Moreover, in Parr, supra, and Holbrook, supra, the issue was not whether plaintiff consented to the treatment undertaken but whether plaintiff had been properly informed of the risk of treatment. See Johnson, supra at 698.
2. Citing, inter alia, Brannen v. Prince, 204 Ga. App. 866 (4)
(421 SE2d 76
(physical precedent only), appellants contend the trial court erred in admitting hearsay, during cross-examination of appellants' medical expert, from a professional journal not shown to be authoritative.
The expert conceded his knowledge of the Journal of Post-Graduate Medicine by testifying that he recognized it as being "good for medical students." It can be reasonably inferred from this testimony that the journal was a good student text (compare Brannen, supra at 874 (special concurrence)). Unless the journal was considered authoritative, within the meaning of Brannen, supra and Pound v. Medney, 176 Ga. App. 756 (337 SE2d 772)

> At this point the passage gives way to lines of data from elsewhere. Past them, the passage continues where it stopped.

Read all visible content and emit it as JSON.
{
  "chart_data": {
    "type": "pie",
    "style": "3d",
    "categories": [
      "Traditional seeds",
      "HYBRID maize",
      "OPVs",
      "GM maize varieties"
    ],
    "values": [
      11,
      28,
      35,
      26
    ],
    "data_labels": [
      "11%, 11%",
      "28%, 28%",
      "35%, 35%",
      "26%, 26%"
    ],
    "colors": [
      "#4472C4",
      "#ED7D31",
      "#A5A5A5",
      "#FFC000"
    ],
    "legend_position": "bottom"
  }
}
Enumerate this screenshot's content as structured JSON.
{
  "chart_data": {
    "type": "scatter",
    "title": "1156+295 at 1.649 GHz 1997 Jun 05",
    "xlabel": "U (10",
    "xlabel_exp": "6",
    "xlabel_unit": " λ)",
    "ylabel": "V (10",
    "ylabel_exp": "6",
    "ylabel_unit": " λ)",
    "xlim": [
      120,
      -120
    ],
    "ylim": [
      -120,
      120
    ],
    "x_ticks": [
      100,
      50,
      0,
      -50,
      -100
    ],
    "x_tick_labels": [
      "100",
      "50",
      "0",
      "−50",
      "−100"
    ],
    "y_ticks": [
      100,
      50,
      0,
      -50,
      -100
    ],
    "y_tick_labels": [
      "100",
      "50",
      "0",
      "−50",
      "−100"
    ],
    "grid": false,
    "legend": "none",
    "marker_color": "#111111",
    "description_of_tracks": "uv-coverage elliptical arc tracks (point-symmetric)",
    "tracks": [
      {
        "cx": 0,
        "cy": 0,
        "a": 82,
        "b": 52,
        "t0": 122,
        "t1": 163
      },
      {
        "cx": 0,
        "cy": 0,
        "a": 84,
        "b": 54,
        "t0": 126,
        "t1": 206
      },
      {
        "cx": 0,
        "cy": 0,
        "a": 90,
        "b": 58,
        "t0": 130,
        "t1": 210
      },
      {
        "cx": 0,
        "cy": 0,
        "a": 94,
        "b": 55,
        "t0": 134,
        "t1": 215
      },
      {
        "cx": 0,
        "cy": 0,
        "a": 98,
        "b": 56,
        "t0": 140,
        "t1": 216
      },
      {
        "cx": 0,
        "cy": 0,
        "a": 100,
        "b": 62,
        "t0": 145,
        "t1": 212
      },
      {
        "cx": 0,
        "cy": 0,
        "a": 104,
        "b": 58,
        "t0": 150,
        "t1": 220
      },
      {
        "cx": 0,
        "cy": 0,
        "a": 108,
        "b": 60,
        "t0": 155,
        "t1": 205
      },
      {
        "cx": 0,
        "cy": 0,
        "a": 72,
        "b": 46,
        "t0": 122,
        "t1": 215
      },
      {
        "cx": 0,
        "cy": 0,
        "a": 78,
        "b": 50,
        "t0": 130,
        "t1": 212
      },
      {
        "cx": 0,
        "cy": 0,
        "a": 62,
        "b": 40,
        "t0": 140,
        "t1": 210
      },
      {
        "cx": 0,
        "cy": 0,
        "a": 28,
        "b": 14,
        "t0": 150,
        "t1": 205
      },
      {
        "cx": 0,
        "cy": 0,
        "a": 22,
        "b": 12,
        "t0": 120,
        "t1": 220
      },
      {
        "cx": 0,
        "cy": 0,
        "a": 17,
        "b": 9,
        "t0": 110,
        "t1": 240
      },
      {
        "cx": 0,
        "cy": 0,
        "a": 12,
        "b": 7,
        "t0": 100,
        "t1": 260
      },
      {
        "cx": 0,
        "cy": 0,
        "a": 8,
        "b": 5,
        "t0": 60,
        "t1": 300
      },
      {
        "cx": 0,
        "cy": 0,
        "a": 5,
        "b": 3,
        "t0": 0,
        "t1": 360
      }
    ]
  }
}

, it could not be deemed a text that would be good for medical students. Brannen, supra at 874. However, assuming arguendo that appellee failed to lay an adequate foundation for the cross-examination of appellants' expert as to the statement contained in the journal, we find such error harmless. The question at issue posited that of all patients with intermittent claudication, 75 percent show either improvement or stabilization of condition without invasive treatment. Appellants' expert characterized the statement as being too broad and gave medical examples to support his opinion. Further, appellee's expert previously had testified without objection that 80 percent of patients who have only claudication will not suffer serious complications, and their disease will remain stable over the course of their life. As substantially the same evidence was already before the jury without objection, any hearsay as to this matter would be merely cumulative and harmless. Calhoun v. State, 213 Ga. App. 375
, 376 (2) (444 SE2d 405
); Platt v. Nat. Gen. Ins. Co., 205 Ga. App. 705
, 709-710 (1) (c) (423 SE2d 387
); OCGA 9-11-61
3. Appellants concede that the first two verdicts were improper and that the trial court properly rejected them and recharged the jury; however, without citation of authority, they contend the trial court erred in its recharge as to the form of the verdict following the second improper verdict. The trial court can refuse to receive an improper verdict and recharge the jury in a manner which would facilitate putting the verdict in proper form. Ga. American Ins. Co. v. Mills, 187 Ga. App. 128
, 131 (5) (369 SE2d 768
). But appellants contend the trial court in its challenged recharge in effect adopted the prior improper verdict of the jury that appellants were joint tortfeasors. Examining the recharge in its totality and in light of all previous charges (Taylor v. State, 195 Ga. App. 314 (1) (393 SE2d 690)
), we find the trial court did not adopt any portion of the prior improper verdicts; we find no indication the court erroneously assumed certain facts and intimated to the jury what it believed the evidence to be. Cf. Turner v. State, 259 Ga. 873 (2) (388 SE2d 857)
Appellants assert that the trial court's previous recharge on battery would cause the jury to equate the acts of the doctor to those of a bully. Viewing the charge in its totality and in context with the other charges (Taylor, supra), we find this contention without merit.
Appellants' various contentions in support of their enumerations of error are without merit.
Cook, Noell, Tolley & Wiggins, J. Vincent Cook, for appellee.